Error: Parquet File Was Inaccessible
Issue
Queries on Snowflake Iceberg tables fail with errors similar to the following:
The parquet file '<location>/<file>.parquet' for table '<table>' was inaccessible.
Environment
- Destination: Managed Data Lake Service
- Query engine: Snowflake
Resolution
To resolve this issue:
- Ensure the tables are created with
AUTO_REFRESH = TRUE. - Ensure Snowflake refreshes the tables immediately after our daily table maintenance operation.
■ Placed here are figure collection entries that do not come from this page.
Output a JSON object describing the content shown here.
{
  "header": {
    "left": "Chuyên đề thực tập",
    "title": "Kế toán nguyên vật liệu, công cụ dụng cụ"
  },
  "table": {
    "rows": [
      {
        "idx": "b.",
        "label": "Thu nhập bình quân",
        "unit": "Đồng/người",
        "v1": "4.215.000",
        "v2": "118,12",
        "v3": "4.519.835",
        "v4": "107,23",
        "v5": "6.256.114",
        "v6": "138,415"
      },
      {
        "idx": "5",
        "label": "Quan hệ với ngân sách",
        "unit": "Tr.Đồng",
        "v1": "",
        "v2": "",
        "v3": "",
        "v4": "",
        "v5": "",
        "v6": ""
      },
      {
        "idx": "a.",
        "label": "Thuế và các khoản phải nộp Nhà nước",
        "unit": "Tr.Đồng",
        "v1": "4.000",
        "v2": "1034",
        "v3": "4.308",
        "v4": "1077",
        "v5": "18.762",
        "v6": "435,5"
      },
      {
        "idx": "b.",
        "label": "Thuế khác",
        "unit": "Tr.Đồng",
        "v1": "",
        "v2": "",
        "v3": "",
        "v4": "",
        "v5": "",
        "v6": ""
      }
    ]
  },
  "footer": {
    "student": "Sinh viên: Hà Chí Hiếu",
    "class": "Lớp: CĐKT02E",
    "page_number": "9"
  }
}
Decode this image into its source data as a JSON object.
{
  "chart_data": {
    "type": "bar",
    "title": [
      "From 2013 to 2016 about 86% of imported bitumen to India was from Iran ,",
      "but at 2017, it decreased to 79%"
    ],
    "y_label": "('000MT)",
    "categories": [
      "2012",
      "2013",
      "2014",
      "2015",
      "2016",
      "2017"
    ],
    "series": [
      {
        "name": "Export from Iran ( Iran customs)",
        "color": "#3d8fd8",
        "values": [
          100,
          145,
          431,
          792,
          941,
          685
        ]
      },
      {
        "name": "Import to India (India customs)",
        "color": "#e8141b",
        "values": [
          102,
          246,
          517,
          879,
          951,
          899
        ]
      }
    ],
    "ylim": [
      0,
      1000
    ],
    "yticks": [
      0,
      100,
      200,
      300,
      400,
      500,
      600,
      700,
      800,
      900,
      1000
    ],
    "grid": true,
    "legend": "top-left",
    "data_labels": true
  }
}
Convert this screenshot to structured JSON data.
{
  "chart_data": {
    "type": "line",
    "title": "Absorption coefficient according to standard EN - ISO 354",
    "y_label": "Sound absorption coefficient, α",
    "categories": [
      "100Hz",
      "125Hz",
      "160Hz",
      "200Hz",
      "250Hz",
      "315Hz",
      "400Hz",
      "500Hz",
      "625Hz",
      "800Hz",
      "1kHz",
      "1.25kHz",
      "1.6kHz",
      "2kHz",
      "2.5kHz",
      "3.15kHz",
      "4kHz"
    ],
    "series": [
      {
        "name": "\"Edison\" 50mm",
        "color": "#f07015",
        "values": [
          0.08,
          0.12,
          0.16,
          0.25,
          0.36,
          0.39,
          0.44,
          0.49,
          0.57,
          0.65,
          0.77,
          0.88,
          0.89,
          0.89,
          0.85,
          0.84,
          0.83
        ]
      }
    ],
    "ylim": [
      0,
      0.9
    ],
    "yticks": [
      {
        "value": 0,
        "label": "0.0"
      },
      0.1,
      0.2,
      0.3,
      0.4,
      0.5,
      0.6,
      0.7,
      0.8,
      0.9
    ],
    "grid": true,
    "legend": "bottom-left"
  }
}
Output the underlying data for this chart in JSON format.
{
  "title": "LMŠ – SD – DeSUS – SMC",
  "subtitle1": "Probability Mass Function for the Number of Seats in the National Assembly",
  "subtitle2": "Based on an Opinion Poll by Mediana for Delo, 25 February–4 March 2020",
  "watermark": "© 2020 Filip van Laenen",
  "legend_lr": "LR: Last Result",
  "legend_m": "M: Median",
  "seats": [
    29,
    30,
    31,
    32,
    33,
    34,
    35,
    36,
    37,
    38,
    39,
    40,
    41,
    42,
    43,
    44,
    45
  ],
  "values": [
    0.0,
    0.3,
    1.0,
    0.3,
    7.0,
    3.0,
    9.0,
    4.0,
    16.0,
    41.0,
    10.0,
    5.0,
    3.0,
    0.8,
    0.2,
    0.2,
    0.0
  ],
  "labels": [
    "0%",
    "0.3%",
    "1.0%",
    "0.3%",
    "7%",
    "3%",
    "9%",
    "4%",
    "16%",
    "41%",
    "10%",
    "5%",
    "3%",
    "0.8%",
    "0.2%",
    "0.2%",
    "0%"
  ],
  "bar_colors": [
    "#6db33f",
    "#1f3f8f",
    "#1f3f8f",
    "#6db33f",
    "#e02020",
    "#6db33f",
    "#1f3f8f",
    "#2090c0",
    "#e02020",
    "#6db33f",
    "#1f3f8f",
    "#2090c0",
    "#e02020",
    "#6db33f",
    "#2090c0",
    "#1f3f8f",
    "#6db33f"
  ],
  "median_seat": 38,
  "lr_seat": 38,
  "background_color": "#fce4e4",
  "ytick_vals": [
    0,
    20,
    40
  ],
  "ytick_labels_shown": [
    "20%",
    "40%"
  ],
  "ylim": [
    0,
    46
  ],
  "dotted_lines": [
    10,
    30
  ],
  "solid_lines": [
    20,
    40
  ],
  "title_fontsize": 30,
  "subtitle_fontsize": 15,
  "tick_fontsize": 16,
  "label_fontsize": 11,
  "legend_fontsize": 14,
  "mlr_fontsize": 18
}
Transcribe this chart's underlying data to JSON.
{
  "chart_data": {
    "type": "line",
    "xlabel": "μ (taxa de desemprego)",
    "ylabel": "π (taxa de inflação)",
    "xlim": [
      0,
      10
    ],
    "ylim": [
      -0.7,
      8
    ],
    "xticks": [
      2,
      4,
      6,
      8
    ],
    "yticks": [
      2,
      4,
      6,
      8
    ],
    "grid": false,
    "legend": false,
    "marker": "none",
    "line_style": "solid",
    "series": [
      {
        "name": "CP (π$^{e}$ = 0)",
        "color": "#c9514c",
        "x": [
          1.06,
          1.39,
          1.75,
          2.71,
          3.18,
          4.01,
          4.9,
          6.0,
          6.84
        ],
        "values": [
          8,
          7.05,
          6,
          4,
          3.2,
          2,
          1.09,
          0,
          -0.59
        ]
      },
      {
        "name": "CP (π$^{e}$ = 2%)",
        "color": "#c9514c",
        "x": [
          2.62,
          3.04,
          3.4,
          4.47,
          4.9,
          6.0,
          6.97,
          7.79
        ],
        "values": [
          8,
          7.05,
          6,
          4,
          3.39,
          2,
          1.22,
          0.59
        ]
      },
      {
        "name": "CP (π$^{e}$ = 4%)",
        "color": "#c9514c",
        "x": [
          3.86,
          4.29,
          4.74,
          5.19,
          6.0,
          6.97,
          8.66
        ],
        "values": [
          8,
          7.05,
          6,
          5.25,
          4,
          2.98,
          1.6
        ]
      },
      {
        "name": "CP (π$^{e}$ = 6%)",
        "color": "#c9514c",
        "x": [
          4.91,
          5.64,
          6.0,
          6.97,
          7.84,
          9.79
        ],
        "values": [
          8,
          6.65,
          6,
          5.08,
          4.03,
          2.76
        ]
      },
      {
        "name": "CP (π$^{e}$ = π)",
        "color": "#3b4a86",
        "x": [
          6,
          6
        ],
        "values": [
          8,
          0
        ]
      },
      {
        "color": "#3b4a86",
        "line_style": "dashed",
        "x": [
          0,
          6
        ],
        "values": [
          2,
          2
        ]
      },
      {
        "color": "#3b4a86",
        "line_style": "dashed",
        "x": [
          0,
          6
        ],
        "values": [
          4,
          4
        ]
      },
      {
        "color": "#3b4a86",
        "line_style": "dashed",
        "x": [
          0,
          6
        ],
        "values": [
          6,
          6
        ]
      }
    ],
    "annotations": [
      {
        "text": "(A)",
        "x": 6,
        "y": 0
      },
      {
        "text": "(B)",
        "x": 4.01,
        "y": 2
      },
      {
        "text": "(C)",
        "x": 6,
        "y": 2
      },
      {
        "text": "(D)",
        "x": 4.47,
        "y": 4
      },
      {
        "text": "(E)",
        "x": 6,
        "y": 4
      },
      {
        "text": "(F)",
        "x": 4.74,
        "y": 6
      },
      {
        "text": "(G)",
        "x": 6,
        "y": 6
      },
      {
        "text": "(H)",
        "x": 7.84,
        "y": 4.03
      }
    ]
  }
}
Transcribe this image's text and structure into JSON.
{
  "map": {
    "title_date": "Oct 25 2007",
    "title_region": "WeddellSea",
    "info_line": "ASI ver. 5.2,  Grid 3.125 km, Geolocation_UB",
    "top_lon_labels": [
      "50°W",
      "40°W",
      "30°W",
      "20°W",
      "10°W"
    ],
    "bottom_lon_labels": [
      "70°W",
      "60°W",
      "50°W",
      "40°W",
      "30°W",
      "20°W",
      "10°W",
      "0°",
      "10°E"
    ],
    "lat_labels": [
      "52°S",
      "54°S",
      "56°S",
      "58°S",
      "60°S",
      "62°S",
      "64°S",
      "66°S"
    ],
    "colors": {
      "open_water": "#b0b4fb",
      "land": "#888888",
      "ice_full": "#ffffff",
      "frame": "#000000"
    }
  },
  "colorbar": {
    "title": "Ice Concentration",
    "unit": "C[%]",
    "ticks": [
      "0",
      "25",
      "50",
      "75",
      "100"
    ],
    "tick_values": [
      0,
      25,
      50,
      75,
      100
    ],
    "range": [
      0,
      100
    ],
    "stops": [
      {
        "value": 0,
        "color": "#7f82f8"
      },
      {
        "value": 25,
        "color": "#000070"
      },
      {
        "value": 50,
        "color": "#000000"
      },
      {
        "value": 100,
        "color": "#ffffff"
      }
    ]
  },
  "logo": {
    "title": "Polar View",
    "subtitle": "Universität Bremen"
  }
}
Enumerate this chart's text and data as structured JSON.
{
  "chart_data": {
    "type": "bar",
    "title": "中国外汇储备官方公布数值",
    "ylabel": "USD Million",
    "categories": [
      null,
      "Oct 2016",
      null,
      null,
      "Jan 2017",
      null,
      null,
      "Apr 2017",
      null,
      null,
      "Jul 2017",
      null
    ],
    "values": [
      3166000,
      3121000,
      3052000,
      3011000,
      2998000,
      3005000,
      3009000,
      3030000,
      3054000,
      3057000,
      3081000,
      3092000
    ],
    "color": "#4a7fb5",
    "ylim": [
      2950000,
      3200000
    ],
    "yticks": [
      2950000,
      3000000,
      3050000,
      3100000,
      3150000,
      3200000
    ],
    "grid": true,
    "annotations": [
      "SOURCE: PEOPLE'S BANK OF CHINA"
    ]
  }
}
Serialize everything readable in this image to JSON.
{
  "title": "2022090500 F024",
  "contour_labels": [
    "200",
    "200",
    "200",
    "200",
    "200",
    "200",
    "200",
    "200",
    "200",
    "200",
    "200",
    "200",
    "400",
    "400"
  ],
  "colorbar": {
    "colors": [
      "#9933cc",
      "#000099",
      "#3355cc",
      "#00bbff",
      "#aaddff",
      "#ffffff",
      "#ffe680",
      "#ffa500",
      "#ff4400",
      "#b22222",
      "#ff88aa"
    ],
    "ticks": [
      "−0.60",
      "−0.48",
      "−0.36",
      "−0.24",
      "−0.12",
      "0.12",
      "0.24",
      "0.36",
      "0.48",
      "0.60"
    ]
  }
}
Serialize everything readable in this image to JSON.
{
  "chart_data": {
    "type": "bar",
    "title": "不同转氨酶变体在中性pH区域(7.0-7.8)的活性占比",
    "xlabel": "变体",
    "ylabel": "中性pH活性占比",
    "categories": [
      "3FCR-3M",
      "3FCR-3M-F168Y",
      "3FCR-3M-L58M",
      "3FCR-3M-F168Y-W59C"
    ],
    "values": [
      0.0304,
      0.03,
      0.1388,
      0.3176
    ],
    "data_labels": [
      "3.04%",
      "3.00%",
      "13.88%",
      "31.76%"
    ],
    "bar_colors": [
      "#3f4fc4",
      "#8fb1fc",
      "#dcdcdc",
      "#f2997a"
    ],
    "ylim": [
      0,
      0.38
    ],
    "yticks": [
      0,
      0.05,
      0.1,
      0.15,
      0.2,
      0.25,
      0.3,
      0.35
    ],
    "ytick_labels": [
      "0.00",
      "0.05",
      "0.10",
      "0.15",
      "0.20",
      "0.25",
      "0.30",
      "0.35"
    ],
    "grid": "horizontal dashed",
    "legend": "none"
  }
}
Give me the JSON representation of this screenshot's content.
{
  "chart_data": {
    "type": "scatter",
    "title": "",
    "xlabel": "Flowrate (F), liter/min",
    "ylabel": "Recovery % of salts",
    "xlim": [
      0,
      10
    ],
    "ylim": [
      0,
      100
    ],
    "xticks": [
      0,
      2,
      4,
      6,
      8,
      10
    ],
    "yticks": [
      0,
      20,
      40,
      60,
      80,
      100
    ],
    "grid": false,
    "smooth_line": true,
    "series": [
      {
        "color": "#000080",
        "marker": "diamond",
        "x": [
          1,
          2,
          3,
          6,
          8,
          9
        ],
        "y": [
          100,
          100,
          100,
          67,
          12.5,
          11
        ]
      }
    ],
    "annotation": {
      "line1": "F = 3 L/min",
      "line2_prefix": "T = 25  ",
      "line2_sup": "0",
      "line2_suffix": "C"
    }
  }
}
Use the following commands in Snowflake to verify the refresh interval and table refresh status:
SHOW CATALOG INTEGRATIONS; //Look for the `REFRESH_INTERVAL_SECONDS` parameter SELECT SYSTEM$AUTO_REFRESH_STATUS('<table_name>'); - If necessary, reduce
REFRESH_INTERVAL_SECONDSto a lower value, such as 60 seconds.. For more information, see the [Snowflake documentation on maintaining tables that use an external catalog](Maintain tables that use an external catalog).
Cause
This issue occurs when our daily expire_snapshot maintenance removes old snapshots and unreferenced data files during the first sync of the day, but the Snowflake Iceberg table is not refreshed soon afterward. When this happens, queries can attempt to access Parquet files that have already been deleted.